A Layer is an instruction for Aurora to set the color of some specific keys on your keyboard. Each layer has different functionality which is detailed in a later section of this guide. The layers are drawn from bottom-to-top, therefore anything higher up the list will take priority over the colors of anything lower down.

Annoted picture of the Layer controls

To show the layers list, click the “Layers” list view button that will be at the top left or bottom left of the window (depending on whether the profile list is open or not). A list will appear below this button showing you all your layers. From here you can:

  • Add new layers by clicking on the “Add” button above the layer list.
  • Select a layer and press the copy and paste buttons (or press Ctrl + C, Ctrl + V) to duplicate it or copy it to another profile.
  • Change the layer properties by clicking on a layer and using the properties panel.
  • Delete the layer by selecting it and clicking the red “X” button.
  • Re-order layers by clicking and dragging the triple horizontal line (burger) button next to the layer.

Overlay Layers

Overlay layers are different from regular layers in that they appear whenever a particular process is running (or in the case of desktop overlay layers, always). For example, if you create a profile for Spotify and add a audio visualizer as an overlay, the visualizer will always appear whenever Spotify is open, regardless of whether you have it in the foreground or not.

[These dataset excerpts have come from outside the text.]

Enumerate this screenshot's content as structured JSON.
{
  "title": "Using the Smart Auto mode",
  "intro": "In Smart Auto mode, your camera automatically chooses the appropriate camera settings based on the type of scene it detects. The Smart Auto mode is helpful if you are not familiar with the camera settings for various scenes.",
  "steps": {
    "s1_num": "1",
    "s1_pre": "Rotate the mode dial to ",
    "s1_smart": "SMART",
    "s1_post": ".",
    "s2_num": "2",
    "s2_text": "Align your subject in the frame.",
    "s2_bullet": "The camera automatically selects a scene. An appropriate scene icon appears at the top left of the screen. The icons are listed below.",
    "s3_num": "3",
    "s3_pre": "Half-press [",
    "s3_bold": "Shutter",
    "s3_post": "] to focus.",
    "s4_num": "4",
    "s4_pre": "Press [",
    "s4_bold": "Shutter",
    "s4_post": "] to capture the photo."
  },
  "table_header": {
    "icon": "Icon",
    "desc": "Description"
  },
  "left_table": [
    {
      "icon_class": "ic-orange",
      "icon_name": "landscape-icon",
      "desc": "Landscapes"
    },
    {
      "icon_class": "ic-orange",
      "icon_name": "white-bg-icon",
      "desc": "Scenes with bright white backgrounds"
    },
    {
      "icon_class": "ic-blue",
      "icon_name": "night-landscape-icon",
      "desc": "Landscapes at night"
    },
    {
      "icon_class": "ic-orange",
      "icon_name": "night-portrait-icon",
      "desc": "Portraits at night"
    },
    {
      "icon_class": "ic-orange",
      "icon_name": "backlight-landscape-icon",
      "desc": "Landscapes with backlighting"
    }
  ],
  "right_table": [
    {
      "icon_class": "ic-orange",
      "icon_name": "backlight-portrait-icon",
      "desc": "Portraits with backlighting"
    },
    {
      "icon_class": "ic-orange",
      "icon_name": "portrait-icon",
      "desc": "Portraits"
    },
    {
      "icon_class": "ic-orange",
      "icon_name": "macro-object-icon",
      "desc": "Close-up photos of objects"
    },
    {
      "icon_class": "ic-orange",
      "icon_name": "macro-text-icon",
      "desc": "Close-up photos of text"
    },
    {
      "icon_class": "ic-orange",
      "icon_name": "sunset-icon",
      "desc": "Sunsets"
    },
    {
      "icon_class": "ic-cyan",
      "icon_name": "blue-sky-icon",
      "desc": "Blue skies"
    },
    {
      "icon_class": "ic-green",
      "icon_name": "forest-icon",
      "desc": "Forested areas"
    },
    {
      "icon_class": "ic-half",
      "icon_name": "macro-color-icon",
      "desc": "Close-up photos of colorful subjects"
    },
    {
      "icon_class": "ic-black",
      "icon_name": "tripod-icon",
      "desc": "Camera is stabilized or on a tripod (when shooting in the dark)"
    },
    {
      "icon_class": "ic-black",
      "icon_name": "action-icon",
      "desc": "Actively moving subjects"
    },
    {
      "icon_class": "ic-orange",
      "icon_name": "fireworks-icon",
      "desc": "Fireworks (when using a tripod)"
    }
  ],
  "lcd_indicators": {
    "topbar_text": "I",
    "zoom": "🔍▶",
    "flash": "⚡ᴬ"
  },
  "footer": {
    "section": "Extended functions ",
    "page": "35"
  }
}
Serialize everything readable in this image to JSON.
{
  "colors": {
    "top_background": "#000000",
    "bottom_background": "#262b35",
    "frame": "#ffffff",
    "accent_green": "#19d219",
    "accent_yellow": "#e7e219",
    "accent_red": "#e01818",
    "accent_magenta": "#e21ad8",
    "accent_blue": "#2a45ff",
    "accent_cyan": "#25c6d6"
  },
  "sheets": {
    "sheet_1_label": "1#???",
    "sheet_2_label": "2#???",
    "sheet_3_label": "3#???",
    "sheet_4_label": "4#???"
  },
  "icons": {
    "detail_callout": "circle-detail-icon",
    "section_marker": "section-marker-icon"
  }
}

Note that the layers and overlay layers for a profile can be enabled/disabled independently. With the Spotify example, if you disable the regular layers for the profile but keep the overlay layers, your desktop profile will stay active when Spotify is in the foreground instead of going blank with only the overlay layers.

Layer Properties

Each layer will have a set of properties that you can change such as color or the keys it affects. This can be changed in the bottom right panel, the Properties Panel. The properties available to each layer are listed in the reference section of this guide that can be accessed in the navigation list.